Many Dallas residents have the wrong idea about Oak Cliff, said Terry Shields, the new president of the Old Oak Cliff Conservation League .
Oak Cliff supporter touts area - Beauty, not gunfire, dominates, he says
The Dallas Morning News - Tuesday, January 3, 1995
Author: Colleen McCain, Staff Writer of The Dallas Morning News
But Mr. Shields, 41, hopes he can help people better understand and appreciate Oak Cliff.
"A lot of people don't realize that there are distinctly
different areas of Oak Cliff," Mr. Shields said. "And a lot of people think that we're surrounded by gunfire in Oak Cliff. I want to educate people and show them the beauty of the neighborhood."

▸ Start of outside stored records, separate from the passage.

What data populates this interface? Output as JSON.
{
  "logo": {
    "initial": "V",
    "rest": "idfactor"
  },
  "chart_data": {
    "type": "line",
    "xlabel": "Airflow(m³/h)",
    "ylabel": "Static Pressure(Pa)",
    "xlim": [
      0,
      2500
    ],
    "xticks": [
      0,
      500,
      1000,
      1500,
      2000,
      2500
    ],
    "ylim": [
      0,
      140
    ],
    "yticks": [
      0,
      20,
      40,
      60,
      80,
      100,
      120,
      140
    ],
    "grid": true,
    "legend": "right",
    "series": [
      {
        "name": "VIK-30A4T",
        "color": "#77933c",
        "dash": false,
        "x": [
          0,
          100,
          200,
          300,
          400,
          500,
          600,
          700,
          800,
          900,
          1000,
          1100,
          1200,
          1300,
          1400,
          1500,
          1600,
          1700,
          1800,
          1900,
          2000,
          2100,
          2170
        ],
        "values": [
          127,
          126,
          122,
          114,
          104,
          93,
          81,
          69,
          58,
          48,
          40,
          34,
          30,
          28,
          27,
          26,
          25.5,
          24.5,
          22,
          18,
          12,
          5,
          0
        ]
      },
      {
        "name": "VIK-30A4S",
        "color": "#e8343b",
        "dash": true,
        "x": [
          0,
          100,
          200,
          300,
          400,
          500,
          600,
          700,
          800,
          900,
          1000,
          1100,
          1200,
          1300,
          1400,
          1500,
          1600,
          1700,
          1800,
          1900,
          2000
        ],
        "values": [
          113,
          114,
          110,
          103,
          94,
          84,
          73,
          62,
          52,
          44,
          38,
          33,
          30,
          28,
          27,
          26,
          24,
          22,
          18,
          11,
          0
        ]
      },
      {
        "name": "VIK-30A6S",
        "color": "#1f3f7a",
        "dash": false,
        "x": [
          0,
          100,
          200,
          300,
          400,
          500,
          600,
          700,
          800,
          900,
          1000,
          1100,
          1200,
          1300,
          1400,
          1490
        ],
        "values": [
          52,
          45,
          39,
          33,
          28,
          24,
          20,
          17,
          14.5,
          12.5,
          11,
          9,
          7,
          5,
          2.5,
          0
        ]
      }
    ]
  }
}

The conservation league, which is an umbrella organization for neighborhood associations in North Oak Cliff, helps areas attain historic district status. The league also offers a tour of historic homes in north Oak Cliff each spring.
Mr. Shields, who took office Sunday, said he plans to continue the league's past activities, but he also would like to expand its role in the community.
"One of my goals is to improve Oak Cliff's public relations," he said. "We're working on a brochure about Oak Cliff in an effort to increase awareness, and I also hope that we can increase
participation in the league."
Al Fox, past league president, said Mr. Shields' motivational skills will be the key to increased participation.
"Terry is a person who can motivate others to get involved and get things done," Mr. Fox said. "Since this is a group of volunteers, convincing people to donate their time is essential."
Mr. Shields is the director of banquets and catering for the Dallas Market Center at the Infomart. He said he first became involved in the conservation league five years ago when he was elected president of the Winnetka Heights neighborhood association.
"I've come to realize that the conservation league has a voice for north Oak Cliff," Mr. Shields said. "In the next year, I want to use that voice to show people the beauty and history of our area."